O cenário é econômico, com algumas cadeiras e mesas. Três atores alternam vários papéis, seja das pessoas que sofrem porque percebem o mundo de maneira diferente ou das pessoas “normais”. A extraordinária atriz Kathryn Hunter faz a primeira paciente, dona de uma memória excepcional, o que a faz perder o emprego e a transforma em objeto de estudo cientifico e atração de circo. Marcello Magni e Jared McNeill fazem outros pacientes acometidos de sinestesia.

Os relatos do texto, escrito por Brook em colaboração com Marie-Hélène Estienne, são acompanhados pela música envolvente de Raphaël Chambouvet e Toshi Tsuchitori. Outro elemento importante no palco enxuto são as luzes, na iluminação criada por Philippe Vialatte.

O trabalho de Brook e Estienne é fruto de muitos anos de trabalho e pesquisas, influenciado pelo neurologista Oliver Sacks. O título da peça vem de uma das fontes de inspiração de Brook: o poema épico “Conferência dos Pássaros”, do poeta persa Fariddudin Attar. Os pássaros percorrem sete vales, entre eles o do espanto, numa longa e difícil jornada.

Parisiense de adoção

Peter Brook nasceu em Londres, em 1925, mas há mais de 40 anos adotou Paris como base.

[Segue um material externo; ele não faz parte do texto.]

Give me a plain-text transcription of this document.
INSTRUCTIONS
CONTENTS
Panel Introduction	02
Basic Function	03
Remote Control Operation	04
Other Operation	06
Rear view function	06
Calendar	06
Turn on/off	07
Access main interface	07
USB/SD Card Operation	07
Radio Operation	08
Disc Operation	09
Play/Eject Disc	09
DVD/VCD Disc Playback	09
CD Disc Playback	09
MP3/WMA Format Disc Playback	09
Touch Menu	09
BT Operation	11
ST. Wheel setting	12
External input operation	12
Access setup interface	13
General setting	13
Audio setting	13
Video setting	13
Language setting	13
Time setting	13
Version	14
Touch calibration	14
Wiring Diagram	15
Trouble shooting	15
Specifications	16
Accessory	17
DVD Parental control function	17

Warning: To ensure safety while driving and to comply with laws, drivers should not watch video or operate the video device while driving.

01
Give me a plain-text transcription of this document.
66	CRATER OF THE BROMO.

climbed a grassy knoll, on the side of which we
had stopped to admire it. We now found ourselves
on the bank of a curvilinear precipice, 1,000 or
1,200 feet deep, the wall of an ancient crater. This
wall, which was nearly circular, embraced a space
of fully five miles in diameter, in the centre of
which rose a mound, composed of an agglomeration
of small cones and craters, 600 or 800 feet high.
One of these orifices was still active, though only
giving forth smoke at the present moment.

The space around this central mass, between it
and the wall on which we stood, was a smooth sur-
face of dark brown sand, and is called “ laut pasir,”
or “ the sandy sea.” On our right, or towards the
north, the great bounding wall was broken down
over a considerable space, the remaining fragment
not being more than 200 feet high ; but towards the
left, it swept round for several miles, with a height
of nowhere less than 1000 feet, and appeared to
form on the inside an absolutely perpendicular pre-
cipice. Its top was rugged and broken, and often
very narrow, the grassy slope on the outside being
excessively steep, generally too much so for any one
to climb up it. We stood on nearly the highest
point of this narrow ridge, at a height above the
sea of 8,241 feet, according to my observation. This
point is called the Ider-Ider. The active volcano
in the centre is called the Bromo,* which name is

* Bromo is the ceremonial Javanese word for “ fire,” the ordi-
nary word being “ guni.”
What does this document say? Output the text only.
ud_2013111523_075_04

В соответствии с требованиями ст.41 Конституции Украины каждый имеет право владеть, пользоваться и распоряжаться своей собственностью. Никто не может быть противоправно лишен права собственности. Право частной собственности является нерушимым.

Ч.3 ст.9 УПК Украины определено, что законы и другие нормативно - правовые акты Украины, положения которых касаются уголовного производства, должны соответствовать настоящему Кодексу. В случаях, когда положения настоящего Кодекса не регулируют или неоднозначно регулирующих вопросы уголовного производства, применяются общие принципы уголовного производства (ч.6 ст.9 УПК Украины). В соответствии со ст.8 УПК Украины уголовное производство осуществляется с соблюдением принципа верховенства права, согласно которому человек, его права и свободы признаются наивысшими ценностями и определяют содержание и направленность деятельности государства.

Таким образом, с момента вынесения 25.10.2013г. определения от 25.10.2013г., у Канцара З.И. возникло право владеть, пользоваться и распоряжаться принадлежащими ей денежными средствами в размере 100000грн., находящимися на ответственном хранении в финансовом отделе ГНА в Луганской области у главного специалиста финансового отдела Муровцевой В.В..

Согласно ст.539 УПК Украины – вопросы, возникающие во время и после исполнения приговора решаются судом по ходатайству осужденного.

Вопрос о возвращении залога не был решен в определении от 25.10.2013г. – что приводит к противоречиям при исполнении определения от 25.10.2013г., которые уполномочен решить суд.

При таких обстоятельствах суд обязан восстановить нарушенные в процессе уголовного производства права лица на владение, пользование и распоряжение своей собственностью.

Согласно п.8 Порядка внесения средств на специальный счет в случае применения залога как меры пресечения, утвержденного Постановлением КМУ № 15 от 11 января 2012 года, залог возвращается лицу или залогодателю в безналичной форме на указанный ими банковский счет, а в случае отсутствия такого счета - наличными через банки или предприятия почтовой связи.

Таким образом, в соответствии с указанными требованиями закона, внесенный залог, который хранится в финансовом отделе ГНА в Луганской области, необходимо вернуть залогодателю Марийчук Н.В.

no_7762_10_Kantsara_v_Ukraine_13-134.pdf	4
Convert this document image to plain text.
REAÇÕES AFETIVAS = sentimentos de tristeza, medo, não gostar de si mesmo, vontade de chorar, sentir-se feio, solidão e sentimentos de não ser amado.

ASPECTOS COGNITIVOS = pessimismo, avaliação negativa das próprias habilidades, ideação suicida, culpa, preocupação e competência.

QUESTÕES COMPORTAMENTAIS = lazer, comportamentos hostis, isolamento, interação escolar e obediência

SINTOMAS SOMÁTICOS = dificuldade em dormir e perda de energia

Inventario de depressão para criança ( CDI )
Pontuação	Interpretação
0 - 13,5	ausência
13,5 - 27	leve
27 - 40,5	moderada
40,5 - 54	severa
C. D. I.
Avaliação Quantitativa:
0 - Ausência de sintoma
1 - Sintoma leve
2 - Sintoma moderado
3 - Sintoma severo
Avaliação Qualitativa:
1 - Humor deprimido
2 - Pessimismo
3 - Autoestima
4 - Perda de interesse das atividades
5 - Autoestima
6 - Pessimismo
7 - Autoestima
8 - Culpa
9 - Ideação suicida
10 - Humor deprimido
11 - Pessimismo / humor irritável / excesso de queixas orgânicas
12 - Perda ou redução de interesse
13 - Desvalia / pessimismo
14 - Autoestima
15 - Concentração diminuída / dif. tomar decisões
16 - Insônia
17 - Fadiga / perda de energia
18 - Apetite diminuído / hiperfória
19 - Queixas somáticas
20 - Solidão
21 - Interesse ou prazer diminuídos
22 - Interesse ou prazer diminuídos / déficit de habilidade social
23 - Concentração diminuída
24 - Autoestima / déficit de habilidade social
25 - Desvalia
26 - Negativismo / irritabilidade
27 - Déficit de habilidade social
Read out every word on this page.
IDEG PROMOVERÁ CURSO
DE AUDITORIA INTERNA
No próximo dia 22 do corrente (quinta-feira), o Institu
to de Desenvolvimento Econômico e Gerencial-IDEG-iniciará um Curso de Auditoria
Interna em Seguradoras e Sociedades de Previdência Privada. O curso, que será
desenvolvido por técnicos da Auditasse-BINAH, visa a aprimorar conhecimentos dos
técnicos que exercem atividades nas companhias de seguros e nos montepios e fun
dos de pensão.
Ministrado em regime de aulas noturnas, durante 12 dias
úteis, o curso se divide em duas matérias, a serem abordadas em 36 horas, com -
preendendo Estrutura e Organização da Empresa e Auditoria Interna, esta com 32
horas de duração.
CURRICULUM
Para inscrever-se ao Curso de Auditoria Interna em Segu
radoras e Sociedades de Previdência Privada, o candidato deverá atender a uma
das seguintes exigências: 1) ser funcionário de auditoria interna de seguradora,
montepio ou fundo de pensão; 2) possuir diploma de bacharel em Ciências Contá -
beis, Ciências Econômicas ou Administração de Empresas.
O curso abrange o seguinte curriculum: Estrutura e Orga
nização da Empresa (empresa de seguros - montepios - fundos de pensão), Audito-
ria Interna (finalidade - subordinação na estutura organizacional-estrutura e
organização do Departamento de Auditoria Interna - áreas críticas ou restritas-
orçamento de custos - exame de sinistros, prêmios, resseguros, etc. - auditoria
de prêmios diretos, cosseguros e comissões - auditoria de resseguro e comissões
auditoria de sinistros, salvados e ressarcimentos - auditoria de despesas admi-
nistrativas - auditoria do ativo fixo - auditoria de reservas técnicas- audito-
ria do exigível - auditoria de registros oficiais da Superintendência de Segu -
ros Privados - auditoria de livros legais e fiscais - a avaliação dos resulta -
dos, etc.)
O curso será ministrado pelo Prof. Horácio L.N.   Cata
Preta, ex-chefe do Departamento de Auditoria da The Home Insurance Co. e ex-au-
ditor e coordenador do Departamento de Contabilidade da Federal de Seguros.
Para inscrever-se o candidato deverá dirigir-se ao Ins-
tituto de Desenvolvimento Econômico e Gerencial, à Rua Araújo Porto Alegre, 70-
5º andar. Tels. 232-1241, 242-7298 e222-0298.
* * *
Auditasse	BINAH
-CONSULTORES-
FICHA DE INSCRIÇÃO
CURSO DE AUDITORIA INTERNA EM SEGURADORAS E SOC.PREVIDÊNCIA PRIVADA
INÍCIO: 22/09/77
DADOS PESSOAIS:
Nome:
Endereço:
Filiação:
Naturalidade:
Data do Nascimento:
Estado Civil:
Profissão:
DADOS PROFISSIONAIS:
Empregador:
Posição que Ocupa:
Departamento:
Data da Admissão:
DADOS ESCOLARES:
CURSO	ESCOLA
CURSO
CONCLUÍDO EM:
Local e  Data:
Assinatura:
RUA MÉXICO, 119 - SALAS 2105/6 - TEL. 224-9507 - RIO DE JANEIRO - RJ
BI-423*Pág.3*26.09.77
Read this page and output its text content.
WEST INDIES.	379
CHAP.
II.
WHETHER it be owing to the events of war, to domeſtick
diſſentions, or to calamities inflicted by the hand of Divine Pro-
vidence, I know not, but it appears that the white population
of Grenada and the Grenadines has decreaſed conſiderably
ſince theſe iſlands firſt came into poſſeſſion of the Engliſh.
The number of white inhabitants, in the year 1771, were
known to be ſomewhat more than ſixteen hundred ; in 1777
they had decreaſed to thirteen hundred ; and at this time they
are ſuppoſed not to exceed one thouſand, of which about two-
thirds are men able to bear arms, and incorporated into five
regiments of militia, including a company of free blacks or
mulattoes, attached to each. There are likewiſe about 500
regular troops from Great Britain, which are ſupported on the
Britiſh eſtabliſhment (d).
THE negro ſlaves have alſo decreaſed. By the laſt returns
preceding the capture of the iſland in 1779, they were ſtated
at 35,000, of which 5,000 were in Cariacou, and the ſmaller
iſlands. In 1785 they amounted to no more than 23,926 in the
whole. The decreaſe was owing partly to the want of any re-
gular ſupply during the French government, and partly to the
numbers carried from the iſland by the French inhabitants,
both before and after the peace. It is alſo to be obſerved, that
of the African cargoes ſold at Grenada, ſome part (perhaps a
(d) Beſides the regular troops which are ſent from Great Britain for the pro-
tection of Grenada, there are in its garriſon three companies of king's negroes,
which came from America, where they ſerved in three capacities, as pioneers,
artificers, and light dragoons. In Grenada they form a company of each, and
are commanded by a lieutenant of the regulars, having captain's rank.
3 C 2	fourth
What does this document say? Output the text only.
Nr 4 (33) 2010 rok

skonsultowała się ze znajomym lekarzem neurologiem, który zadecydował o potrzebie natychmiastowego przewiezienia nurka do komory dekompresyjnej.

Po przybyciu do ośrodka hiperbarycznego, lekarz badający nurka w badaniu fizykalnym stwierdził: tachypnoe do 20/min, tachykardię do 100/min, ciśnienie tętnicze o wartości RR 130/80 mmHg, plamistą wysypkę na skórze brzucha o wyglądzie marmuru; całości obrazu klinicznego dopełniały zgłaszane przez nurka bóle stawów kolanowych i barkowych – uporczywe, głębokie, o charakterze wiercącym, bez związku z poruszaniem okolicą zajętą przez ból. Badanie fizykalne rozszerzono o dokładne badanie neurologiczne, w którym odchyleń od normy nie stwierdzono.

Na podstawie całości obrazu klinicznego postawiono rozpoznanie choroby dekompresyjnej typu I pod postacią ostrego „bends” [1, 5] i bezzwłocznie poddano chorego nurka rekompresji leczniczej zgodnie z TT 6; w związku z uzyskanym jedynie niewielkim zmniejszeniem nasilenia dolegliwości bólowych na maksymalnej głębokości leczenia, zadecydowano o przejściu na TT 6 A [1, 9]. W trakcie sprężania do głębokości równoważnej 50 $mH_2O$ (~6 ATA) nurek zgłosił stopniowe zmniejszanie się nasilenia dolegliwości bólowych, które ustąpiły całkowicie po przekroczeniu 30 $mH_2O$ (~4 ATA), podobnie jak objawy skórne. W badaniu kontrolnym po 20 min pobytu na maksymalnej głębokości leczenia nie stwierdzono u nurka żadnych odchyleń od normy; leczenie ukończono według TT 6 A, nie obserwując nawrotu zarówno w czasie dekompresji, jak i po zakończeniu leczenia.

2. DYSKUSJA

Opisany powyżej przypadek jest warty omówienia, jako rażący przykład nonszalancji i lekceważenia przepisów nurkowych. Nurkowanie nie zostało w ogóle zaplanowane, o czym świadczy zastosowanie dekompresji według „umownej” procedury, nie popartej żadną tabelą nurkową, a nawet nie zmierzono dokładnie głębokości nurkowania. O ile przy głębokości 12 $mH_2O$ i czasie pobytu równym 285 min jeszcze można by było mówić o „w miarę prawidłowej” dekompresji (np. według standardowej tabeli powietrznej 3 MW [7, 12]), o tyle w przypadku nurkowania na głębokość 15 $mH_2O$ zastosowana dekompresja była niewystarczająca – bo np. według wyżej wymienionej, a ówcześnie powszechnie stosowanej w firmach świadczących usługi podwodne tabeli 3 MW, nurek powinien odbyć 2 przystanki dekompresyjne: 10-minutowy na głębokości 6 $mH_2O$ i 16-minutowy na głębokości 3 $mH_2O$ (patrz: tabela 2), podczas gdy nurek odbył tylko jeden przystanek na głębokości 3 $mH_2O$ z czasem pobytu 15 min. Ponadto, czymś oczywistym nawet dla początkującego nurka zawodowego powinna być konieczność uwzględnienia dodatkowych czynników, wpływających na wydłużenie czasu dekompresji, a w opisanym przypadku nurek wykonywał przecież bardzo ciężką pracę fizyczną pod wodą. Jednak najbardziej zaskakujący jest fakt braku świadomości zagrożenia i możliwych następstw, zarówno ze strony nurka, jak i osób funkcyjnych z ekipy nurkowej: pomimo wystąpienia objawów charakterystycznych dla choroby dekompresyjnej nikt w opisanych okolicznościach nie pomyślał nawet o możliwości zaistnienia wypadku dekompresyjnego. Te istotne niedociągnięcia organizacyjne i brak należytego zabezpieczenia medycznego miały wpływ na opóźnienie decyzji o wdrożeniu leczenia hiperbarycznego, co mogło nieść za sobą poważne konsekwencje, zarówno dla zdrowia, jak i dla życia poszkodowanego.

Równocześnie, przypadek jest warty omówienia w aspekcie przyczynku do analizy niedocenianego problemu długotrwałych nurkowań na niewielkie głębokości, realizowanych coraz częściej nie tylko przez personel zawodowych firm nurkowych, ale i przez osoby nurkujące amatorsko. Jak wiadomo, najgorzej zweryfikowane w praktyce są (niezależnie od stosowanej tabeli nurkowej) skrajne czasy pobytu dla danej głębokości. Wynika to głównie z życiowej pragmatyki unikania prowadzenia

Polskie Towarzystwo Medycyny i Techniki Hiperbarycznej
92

Antes ele foi diretor residente da Royal Shakespeare Company, onde realizou montagens inovadoras dos grandes clássicos do bardo. Dirigiu filmes como Lord of the Flies e O Mahabharata. Sua última incursão na ópera, Flauta Mágica (2011), teve turnê mundial incluindo o Brasil.

Com a peça, Brook volta à “sua casa” em Paris, o teatro Bouffes du Nord, que ele dirigiu durante varias décadas. The Valley of Astonishment fica em cartaz até final de maio. Depois segue em turnê pela Europa e Estados Unidos.